Les sermons de Barlette et de Maillard sont tous faits sur ce modèle : ils étaient prononcés moitié en mauvais latin, moitié en mauvais français. Les sermons en Italie étaient dans le même goût ; c’était encore pis en Allemagne. De ce mélange monstrueux naquit le style macaronique : c’est le chef-d’œuvre de la barbarie. Cette espèce d’éloquence, digne des Hurons et des Iroquois, s’est maintenue jusque sous Louis XIII. Le jésuite Garasse, un des hommes les plus signalés parmi les ennemis du sens commun, ne prêcha jamais autrement. Il comparait le célèbre Théophile à un veau, parce que Viaud était le nom de famille de Théophile.

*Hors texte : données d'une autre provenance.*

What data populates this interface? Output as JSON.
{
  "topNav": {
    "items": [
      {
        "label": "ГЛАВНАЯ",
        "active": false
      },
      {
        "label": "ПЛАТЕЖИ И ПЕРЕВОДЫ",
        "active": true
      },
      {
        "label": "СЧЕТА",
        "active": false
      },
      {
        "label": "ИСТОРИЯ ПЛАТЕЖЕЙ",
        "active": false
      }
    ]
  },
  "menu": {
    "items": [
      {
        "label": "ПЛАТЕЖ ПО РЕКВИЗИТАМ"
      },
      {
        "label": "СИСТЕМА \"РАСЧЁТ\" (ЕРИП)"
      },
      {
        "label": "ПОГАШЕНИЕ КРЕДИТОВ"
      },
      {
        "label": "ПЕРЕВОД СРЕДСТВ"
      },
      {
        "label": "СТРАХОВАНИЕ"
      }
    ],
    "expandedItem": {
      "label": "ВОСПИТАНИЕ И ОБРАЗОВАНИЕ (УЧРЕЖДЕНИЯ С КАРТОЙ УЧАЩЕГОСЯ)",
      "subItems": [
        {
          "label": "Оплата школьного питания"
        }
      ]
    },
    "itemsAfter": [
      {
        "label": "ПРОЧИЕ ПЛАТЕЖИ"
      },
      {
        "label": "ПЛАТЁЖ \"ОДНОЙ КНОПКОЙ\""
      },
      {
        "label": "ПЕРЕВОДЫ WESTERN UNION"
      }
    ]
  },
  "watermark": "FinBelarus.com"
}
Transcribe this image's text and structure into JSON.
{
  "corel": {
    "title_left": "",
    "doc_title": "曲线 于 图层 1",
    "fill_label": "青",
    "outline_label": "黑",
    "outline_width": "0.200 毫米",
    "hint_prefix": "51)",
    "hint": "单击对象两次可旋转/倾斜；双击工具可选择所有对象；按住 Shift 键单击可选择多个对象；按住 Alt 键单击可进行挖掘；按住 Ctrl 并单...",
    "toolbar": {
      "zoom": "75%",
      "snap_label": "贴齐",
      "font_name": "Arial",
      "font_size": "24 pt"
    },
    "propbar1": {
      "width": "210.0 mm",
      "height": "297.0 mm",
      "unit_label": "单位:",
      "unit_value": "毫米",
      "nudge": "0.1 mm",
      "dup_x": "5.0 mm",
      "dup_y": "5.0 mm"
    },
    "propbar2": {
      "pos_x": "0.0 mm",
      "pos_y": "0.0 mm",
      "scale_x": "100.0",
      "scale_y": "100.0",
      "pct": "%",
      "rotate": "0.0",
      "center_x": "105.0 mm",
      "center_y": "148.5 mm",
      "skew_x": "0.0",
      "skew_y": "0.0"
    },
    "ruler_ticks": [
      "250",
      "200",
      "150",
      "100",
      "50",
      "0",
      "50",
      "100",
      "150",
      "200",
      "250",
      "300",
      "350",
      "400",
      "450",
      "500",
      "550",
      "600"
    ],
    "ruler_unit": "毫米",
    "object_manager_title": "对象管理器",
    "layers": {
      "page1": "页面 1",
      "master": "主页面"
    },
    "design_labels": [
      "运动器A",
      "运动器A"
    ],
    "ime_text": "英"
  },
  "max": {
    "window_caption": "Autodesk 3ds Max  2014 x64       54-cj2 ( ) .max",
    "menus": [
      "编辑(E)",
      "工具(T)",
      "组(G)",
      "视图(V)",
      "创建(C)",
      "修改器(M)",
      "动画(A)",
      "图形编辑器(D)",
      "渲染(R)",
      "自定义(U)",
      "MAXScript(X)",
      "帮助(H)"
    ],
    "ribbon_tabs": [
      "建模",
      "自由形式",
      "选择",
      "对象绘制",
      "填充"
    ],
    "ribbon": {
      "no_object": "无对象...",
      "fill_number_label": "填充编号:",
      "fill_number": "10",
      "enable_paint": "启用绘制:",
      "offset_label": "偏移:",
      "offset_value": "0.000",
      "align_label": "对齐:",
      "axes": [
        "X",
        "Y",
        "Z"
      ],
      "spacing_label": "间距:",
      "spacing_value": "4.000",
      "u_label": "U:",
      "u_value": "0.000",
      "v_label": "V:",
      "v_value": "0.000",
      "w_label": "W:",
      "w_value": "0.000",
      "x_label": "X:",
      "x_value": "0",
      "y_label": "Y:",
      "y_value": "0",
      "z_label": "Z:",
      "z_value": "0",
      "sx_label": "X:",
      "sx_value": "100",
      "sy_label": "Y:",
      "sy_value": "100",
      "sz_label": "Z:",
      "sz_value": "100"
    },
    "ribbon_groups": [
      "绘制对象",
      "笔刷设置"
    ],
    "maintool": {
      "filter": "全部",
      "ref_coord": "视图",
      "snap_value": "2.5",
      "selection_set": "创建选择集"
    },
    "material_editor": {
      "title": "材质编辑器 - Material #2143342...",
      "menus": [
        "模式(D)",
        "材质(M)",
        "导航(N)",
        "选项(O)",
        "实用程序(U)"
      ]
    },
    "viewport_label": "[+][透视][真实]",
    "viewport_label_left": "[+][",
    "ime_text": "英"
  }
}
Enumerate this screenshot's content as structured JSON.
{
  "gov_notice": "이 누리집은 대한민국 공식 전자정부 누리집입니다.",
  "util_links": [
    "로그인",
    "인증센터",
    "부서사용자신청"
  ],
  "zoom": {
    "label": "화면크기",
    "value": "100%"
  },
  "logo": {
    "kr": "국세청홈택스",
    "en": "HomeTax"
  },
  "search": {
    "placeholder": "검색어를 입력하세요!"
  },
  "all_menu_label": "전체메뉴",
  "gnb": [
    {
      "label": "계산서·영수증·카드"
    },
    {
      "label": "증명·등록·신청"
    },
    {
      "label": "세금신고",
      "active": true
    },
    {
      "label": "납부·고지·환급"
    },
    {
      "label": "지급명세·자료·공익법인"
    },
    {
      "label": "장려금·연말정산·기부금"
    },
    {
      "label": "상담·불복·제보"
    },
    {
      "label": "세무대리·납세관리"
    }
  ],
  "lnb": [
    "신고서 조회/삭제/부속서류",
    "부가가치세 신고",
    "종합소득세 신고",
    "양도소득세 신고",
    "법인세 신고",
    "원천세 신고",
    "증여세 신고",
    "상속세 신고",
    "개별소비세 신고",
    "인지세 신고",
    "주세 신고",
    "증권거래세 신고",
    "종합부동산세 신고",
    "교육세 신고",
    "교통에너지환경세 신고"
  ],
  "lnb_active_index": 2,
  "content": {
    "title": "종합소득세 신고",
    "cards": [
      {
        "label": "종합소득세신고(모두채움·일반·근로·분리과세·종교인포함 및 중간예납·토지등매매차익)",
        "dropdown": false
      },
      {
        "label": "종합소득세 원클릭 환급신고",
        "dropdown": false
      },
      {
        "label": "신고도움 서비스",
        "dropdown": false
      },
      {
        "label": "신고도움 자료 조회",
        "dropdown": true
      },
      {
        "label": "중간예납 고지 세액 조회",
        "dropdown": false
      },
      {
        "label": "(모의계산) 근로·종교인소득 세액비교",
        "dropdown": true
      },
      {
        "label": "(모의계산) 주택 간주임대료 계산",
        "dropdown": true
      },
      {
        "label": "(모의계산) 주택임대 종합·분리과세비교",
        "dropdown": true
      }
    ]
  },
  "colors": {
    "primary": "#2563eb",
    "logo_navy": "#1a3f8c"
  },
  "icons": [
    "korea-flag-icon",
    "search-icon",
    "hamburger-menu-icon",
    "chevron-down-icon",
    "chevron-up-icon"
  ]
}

Mais d’un veau, dit-il, la chair est bonne à rôtir et à bouillir, et la tienne n’est bonne qu’à brûler.

Il y a loin de toutes ces allégories employées par nos barbares à celles d’Homère, de Virgile et d’Ovide ; et tout cela prouve que s’il reste encore quelques Goths et quelques Vandales qui méprisent les fables anciennes, ils n’ont pas absolument raison.


  1. Mélanges, tome V, 1701. Le volume désigné sous le titre de tome V des Mélanges porte sur le frontispice : Seconde suite des Mélanges. Au reste, cette aventure est racontée par Ovide, Fastes, livre V, vers 495-535. Voyez l’article Ange, première section. (B.)
  2. Chapitre IX, 9.
  3. Discours sur la fable, imprimé dès 1746, et qui fait aujourd’hui la fin de l’article Fable ci-après. (B.)